Undeterred, 50 Cent took tips from producers he met in Hollywood and built his portfolio. In 2009, he founded Cheetah Vision, a production company that produced action thrillers for foreign markets and video-on-demand services. He also connected with Courtney A. Kemp, a former writer for The Good Wife. With Kemp writing, and 50 Cent offering knowledge gleaned from his formative years in Queens, the two developed Power, a drama starring Omari Hardwick as a drug dealer named James St. Patrick (alias Ghost) trying and failing to break out of a life of crime and make a clean living as a nightclub owner.
The show built a loyal following over six seasons and became one of Starz’s most watched shows. In marking the final season, the Los Angeles Times hailed the show as “a powerhouse of the premium cable landscape,” which helped put the streaming service on the map. Power, the article noted, hadn’t received the same amount of mainstream media attention as its more popular rival, the Fox drama Empire, but its audience had grown consistently from its first season in 2014 through its end in 2020, leading to multiple spinoff series with millions of viewers, along with multiple NAACP Image Awards and two People’s Choice Awards. 50 Cent, the series’ executive producer, appeared in the series as Ghost’s foil, Kanan, and later teamed up with Kemp on spinoffs including Power Book III: Raising Kanan, which is based loosely on the rapper’s early life.
It’s impossible not to feel 50 Cent’s influence over the shows, even those that don’t deal explicitly with the details of his life: They are reflected in the aesthetic and the rap-heavy soundtrack, which have carried into his other work as well. The rapper also executive produces the show BMF based on the real-life story of Demetrius “Big Meech” Flenory and the Black Mafia Family.

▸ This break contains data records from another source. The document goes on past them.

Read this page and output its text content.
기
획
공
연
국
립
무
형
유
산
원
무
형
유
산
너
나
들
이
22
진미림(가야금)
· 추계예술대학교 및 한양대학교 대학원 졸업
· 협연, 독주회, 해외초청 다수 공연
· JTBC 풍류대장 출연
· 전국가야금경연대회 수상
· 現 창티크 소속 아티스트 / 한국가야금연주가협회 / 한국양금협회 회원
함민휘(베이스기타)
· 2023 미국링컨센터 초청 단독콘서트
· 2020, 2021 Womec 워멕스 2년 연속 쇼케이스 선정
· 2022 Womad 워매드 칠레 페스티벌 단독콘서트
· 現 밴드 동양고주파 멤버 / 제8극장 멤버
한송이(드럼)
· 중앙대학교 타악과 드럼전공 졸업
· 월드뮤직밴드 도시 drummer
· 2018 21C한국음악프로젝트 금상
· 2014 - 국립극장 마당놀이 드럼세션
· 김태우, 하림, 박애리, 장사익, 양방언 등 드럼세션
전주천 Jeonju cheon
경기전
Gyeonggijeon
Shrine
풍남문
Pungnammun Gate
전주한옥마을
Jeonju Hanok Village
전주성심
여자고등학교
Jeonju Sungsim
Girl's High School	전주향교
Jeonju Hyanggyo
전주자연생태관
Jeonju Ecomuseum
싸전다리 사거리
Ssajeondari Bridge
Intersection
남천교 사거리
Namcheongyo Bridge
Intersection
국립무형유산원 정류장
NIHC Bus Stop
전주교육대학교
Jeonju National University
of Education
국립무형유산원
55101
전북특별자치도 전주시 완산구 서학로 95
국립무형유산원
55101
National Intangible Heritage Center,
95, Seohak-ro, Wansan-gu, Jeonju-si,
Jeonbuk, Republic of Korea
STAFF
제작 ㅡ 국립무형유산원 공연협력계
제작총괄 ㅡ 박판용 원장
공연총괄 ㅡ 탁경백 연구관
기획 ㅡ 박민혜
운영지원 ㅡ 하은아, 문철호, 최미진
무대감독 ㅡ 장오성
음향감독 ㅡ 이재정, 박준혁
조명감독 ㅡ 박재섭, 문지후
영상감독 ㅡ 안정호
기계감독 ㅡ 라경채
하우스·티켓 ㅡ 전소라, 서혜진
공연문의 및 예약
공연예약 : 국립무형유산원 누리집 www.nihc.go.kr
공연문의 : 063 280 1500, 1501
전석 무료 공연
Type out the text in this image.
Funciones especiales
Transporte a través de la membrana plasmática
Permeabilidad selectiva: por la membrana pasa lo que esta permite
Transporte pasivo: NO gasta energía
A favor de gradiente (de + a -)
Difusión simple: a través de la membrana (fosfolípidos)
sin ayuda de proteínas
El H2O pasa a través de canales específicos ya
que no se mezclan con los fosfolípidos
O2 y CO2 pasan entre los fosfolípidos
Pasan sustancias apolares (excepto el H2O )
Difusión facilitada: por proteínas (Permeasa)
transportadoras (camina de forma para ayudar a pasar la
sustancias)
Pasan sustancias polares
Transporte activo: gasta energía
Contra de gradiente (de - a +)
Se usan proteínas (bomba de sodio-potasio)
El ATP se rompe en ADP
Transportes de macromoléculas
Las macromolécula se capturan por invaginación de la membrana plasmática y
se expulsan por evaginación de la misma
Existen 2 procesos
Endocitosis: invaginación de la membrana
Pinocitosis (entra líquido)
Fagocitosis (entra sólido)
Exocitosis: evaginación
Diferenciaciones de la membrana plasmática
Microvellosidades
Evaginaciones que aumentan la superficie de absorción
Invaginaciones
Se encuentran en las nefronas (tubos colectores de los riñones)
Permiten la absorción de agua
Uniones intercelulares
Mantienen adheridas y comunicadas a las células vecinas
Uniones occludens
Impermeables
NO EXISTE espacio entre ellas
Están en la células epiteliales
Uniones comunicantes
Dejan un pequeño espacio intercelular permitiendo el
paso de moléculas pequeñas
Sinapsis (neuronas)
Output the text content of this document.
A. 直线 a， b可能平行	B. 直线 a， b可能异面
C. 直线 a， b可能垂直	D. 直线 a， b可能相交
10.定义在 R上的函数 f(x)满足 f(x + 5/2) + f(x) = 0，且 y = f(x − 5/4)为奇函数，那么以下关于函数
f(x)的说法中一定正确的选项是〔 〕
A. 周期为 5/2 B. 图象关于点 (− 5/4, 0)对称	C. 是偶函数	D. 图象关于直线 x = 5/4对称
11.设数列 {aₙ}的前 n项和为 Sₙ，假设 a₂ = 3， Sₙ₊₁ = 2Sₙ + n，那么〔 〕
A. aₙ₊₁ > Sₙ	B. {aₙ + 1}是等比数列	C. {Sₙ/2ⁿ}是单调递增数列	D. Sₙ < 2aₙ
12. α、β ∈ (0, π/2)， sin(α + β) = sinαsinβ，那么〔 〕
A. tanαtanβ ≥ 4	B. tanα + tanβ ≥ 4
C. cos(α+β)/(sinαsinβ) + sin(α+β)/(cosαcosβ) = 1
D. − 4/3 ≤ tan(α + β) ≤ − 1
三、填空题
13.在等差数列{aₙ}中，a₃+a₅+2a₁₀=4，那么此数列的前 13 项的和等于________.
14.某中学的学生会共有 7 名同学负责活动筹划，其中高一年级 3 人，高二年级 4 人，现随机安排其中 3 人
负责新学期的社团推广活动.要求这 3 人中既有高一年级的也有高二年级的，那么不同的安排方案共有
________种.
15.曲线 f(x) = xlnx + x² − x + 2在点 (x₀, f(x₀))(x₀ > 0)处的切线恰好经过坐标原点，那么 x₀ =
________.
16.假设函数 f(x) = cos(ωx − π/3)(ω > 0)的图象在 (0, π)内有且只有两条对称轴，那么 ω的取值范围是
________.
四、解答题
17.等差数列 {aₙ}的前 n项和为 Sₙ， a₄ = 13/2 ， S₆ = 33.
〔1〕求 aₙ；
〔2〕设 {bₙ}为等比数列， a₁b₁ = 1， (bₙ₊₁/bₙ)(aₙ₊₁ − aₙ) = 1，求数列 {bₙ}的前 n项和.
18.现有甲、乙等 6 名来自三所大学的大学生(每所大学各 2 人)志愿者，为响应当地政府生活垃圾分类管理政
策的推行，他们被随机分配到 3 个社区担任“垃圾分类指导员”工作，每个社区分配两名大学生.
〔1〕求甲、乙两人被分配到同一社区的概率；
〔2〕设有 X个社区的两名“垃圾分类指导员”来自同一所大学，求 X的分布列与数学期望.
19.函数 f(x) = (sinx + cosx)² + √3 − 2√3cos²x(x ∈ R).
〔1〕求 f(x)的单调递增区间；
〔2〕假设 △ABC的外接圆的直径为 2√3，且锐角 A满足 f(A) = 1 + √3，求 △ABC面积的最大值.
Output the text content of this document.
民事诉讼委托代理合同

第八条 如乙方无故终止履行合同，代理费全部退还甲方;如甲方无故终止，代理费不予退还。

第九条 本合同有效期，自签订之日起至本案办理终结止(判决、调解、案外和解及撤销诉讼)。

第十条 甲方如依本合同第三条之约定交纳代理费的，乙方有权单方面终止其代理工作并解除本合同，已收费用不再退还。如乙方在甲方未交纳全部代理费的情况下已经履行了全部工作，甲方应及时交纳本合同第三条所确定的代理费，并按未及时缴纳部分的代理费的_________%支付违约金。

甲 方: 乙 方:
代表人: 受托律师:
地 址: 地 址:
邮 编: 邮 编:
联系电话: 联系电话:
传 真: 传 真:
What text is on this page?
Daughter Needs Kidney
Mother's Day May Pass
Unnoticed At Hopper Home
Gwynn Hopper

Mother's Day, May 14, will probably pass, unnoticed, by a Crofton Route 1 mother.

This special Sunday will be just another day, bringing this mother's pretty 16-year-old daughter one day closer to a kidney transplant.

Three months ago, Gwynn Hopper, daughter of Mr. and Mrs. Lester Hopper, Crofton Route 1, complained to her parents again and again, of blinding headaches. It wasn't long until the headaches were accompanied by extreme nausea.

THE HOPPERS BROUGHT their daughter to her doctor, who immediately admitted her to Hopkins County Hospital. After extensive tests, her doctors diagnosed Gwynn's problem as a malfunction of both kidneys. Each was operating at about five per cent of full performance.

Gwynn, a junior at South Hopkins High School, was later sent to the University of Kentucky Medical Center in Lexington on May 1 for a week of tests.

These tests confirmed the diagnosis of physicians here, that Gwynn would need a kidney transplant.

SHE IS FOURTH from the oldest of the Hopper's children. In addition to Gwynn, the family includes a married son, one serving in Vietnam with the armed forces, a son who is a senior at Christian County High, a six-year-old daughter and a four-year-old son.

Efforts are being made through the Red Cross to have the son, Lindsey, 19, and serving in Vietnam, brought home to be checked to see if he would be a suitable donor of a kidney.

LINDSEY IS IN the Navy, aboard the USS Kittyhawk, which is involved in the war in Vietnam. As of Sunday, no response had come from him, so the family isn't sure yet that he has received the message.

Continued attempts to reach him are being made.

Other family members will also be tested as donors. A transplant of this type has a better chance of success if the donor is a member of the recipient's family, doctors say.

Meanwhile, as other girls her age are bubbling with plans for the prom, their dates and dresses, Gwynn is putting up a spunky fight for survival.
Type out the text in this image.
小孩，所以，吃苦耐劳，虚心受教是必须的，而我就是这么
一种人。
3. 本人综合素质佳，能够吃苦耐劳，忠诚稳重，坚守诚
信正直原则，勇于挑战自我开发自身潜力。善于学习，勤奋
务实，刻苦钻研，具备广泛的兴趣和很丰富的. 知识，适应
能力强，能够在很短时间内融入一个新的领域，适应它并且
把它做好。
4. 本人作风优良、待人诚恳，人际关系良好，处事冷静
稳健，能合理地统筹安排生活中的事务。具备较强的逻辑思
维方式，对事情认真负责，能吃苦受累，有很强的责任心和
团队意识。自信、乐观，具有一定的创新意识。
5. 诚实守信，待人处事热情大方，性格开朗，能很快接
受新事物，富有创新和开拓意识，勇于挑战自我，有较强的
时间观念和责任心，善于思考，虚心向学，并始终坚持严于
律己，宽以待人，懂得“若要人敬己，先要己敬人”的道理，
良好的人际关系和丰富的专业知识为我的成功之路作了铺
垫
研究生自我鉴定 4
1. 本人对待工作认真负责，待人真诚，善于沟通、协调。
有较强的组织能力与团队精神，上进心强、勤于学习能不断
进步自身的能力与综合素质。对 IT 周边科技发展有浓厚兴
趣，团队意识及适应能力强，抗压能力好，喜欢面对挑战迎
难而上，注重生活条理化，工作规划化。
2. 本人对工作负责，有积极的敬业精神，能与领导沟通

While he was busy building a TV empire, something else interesting happened: The culture started coming back around to his music. Or maybe it’s just that millennials, now the largest generation of adults on earth, are getting older and more nostalgic for the songs that defined our youth. In 2020, the video for “In Da Club” became the second rap video of the pre-YouTube era to reach 1 billion views on the streaming platform (behind only Eminem’s “Without Me”) — and it remains a staple of workout classes and dance floors to this day. In 2022, 50 Cent, along with Dr. Dre, Eminem, Snoop Dogg, Kendrick Lamar, and Mary J. Blige, performed the Super Bowl halftime show, a milestone moment for the genre.
In a way, his chameleon-like ability to reinvent and reintroduce himself for a new era shouldn’t come as a surprise. 50 Cent is a longtime fan of Robert Greene’s The 48 Laws of Power, a Machiavellian self-help book that advises people on how to get what they want. The 48th law is all about the importance of being flexible and learning to change with the times. “Keep yourself adaptable and on the move,” Greene writes in the book. “Accept the fact that nothing is certain and no law is fixed.”
The rapper obviously saw something in his advice. Never one to let a good opportunity go to waste, the two even teamed up to write a book together. They called it The 50th Law.